Tutto ampiamente atteso. Scontato, pienamente previsto. Talmente prevedibile, in definitiva, da non fare nemmeno il solletico a un mercato che ultimamente sarà stato pure schizofrenico ma che, di certo, non ha ancora disimparato a reagire con tempestività alle buone notizie. Nel giorno in cui i titoli di Stato italiani segnano sul mercato primario il tasso di interesse più alto dall’ottobre 1997, Piazza Affari guida la classifica dei rialzi europei con un confortante +2,07%. Mentre il mercato secondario delle obbligazioni si mantiene talmente calmo da consentire allo spread un’oscillazione minima, con il differenziale di rendimento tra Bund e Btp che si attesta a quota 366 punti base.
Ma andiamo con ordine. Questa mattina, l’Italia ha collocato sul mercato quasi 8 miliardi di euro in titoli a media e lunga scadenza. Nel dettaglio: 2,47 miliardi è il controvalore complessivo dei titoli a 11 anni collocati oggi ad un tasso di interesse del 5,86%, in salita rispetto all’ultima asta quando i rendimenti si erano attestati al 5,22%. 1,3 miliardi è invece l’ammontare dei Btp decennali che, ad asta conclusa, rendono ora il 5,49%, il livello più alto dal 1999. Infine, sono stati piazzati sul mercato 3,14 miliardi di bond triennali – ad un tasso del 4,68% contro il 3,87% dell’ultima asta – e 926 milioni di CCTEU a quattro anni con un rendimento del 5,63%. In totale si arriva a 7,9 miliardi di controvalore totale sull’emissione odierna.

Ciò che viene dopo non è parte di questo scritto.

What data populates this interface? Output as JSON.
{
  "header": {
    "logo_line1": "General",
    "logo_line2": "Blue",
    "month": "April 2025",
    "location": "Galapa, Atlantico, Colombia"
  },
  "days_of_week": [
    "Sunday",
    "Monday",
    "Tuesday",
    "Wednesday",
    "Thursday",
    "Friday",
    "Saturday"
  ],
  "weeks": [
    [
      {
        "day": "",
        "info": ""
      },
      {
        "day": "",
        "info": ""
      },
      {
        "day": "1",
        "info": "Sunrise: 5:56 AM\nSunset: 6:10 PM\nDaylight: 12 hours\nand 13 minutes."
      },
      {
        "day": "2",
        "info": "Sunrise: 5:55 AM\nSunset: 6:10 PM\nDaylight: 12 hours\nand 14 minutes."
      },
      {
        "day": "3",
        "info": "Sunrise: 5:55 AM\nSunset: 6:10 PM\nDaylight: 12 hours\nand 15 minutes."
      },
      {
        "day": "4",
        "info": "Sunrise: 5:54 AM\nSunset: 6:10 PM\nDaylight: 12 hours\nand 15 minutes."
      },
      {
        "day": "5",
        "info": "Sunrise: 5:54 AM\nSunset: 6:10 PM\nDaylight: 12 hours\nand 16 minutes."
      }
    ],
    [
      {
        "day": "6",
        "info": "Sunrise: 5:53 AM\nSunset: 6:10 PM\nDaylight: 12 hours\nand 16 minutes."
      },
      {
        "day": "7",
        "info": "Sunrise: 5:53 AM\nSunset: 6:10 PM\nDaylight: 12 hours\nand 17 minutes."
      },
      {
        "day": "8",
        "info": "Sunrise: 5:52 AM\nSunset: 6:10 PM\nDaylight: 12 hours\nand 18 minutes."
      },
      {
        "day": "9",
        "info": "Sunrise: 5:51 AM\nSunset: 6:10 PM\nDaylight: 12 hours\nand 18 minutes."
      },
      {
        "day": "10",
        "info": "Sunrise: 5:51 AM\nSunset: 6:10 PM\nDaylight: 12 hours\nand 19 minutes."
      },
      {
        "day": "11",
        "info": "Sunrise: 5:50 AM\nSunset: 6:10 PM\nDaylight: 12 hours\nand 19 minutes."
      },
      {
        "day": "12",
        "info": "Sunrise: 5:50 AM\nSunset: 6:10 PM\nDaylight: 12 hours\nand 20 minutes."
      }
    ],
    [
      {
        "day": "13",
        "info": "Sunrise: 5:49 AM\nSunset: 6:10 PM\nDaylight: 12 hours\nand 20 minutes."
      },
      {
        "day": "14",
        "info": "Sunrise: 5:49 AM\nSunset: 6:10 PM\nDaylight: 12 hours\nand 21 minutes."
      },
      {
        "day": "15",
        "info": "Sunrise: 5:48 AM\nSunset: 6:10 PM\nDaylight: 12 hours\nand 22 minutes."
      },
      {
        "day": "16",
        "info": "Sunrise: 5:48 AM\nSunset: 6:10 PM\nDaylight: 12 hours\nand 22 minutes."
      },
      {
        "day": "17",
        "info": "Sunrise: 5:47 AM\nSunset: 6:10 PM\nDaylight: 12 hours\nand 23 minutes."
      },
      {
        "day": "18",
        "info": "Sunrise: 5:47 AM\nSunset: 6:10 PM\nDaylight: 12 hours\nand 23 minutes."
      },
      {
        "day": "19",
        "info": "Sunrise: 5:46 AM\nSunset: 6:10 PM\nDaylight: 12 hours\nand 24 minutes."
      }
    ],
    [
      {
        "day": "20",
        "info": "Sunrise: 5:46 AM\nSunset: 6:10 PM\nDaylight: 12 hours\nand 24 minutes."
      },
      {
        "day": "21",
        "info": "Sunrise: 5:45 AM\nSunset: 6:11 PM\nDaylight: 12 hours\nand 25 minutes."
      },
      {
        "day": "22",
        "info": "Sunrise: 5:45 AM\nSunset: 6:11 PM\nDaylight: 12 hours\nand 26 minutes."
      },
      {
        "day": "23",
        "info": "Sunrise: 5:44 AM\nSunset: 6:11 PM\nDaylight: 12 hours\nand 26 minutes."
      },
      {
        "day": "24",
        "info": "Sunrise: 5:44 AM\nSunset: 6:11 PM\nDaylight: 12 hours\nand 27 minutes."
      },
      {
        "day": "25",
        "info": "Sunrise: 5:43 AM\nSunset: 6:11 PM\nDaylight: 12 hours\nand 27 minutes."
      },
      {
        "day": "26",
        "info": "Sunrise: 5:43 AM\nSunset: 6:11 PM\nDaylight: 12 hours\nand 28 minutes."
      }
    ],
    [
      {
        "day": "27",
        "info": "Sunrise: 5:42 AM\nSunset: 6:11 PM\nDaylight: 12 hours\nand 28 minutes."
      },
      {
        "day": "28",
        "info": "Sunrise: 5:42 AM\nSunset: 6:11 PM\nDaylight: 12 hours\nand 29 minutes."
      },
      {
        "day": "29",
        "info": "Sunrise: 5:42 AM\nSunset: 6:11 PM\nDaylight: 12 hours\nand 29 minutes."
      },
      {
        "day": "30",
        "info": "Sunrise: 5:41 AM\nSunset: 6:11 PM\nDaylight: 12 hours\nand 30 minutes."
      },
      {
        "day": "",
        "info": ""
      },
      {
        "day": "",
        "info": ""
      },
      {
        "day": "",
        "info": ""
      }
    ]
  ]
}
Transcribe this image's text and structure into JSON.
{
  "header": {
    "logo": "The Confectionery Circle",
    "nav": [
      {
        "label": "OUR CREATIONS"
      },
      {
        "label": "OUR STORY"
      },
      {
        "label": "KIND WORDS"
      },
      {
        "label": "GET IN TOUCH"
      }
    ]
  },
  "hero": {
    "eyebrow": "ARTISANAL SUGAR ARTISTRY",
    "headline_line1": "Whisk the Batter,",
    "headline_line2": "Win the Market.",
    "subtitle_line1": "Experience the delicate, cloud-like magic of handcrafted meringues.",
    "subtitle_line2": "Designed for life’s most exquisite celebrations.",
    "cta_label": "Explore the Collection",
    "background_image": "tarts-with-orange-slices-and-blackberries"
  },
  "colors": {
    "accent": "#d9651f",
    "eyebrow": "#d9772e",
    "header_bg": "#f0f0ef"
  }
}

Buona ma non straordinaria la risposta degli investitori. Il bid-to-cover, cioè il rapporto tra domanda e offerta, è salito a quota 1,365 (contro il 1,315 del mese scorso) per il triennale e all’1,374 (da 1,269) sul decennale. Le notizie migliori vengono però dalla reazione dei mercati: lo spread Btp/Bund, come detto, si è mantenuto estremamente stabile mentre Piazza Affari ha potuto tornare all’agognata quota dei 15 mila punti (ma erano oltre 20 mila a inizio estate, prima cioè che si materializzasse l’attacco speculativo di luglio) grazie soprattutto al rialzo generale dei titoli bancari. A trainare la ripresa, insomma, sono proprio quelle blue chips che da mesi scontano tanto la speculazione al ribasso quanto l’esposizione ai titoli sovrani. Ma che oggi, sull’onda di un trend positivo, fanno registrare risultati più che confortanti. Può sembrare un paradosso, ma in realtà lo è solo fino a un certo punto.
La spiegazione più logica, al momento, sembra essere la seguente. Il rialzo dei tassi nell’asta odierna, ovvero su quel mercato “primario” al quale la Bce non può prendere parte, era ampiamente pronosticato e per questo, in un certo senso, “già digerito”. In pratica è come se gli operatori avessero già scontato in anticipo i ribassi complice un mercato azionario già sufficientemente sottovalutato. L’innalzamento dei premi sperimentato oggi, insomma, non ha spaventato quasi nessuno. E così, in un clima relativamente sereno, tanto il mercato secondario dei titoli sovrani quanto il comparto azionario hanno potuto giovarsi delle buone notizie provenienti da Helsinki e Berlino.
Nella giornata odierna, Finlandia e Germania hanno infatti approvato il rafforzamento del fondo salva-Stati e lo hanno fatto quasi senza battere ciglio. Come a certificare, insomma, che l’Europa è pronta a fare di tutto per salvare l’integrità dell’euro e tenere l’intero Continente il più possibile al riparo dagli effetti dell’ormai scontatissimo default greco. Non è difficile intuire, a questo punto, per quale motivo le occupazioni dei dicasteri ellenici e gli scioperi che paralizzano Atene non facciano, in definitiva, poi tutta questa paura.